The Trust Contract
Fostering is like free climbing. It’s exciting, it can be really great fun and give you a sense of achievement, BUT it can be risky and requires you to be constantly assessing your ‘route’. You don’t foster for the money, prestige, or thanks. You do it because you care and are motivated to facilitate a child or young person’s development. You welcome the child without reservation and trust that the placement team and local authority social workers are giving you sufficient information to prepare an appropriate care plan, whilst also ensuring that you and your family are ‘tuned in’ to the needs of the child. That trust is an important element of the ‘contract’. You are empowered to safeguard the child, but you need to know that you are being safeguarded by the local authority.
Children are in care for a variety of reasons and unfortunately many have suffered harm, neglect, exploitation, or abuse at the hands of people that they should have been able to trust. The psychological damage that happens when that trust is broken is immeasurable. The child may be frightened, wary, anxious, lonely. Their ‘normality’ will be vastly different to yours, indeed they may feel resentful and ‘lash’ out as a means of self-preservation. They may make an allegation against the one person who is trying to help – you – and that can be a devastating blow to your values and confidence. You may find yourself subject to an ‘investigation’

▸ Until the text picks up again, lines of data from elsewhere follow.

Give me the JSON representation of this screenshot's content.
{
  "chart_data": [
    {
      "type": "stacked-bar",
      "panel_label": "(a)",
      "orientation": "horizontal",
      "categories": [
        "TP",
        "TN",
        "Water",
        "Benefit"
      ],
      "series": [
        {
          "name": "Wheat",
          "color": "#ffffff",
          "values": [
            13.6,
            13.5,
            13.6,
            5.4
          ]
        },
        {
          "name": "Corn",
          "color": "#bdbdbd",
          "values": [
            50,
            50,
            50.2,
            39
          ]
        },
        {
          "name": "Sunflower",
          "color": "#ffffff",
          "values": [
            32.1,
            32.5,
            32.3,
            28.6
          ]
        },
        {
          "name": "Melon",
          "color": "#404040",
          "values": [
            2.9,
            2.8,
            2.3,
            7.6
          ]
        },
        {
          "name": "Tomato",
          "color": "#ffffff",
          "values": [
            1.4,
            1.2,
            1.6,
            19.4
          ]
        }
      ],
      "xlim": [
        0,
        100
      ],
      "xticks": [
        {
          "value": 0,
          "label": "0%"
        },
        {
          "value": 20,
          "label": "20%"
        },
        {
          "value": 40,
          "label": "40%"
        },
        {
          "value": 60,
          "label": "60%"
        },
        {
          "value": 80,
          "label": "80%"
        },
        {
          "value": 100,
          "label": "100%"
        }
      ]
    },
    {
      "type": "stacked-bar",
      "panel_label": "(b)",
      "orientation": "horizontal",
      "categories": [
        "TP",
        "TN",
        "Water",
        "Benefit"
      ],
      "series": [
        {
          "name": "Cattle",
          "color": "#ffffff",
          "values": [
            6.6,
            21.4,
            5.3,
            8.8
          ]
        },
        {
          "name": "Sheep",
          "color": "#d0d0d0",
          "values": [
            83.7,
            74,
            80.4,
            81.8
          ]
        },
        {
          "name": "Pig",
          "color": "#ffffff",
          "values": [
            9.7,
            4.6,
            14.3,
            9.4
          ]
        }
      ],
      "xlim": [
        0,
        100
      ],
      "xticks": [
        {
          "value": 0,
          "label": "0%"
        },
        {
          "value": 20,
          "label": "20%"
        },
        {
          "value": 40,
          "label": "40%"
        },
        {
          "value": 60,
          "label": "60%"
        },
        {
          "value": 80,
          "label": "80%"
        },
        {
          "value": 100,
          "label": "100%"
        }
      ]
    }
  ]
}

An allegation, minor or otherwise, will require an investigation – that is a given. Ultimately the local authority has a statutory duty to safeguard a child and that is non-negotiable. No matter how scary the word investigation sounds, it’s simply a process that is designed to gather information that will support, or negate, further action. It is an integral part of the safeguarding process designed to protect all parties. The word investigation creates a nightmare vision of sombre people asking challenging, often intimate questions. You may question yourself; you feel alone. You might feel scared, anxious, resentful perhaps even angry. You feel that trust has been betrayed, that contract broken – you feel maybe how the child does. The SSWs will tell you ‘not to worry’. These words will, I think, fall upon deaf ears.
What The Law Says
When you become a foster carer, you do not relinquish your legal rights as a UK citizen. You are still fully protected by the laws that protect every citizen from harm, accusations and threats. Additionally, you have powerful overarching ‘human’ rights that protect the security and privacy of your family and, in addition, a right to not face ‘a punishment’ without due process. It is not my intention to list the legislation that is relevant to ‘investigations’, rather to highlight some of the more relevant rights you will have. The legal process in the UK and Northern Ireland has inbuilt checks and balances to protect the rights of everyone. Your rights can be interfered with when it is deemed necessary, but it is imperative that those rights are not violated without good reason and due process. Those rights are not designed to hinder any investigation; they are there to ensure barriers are not crossed and rights are not infringed.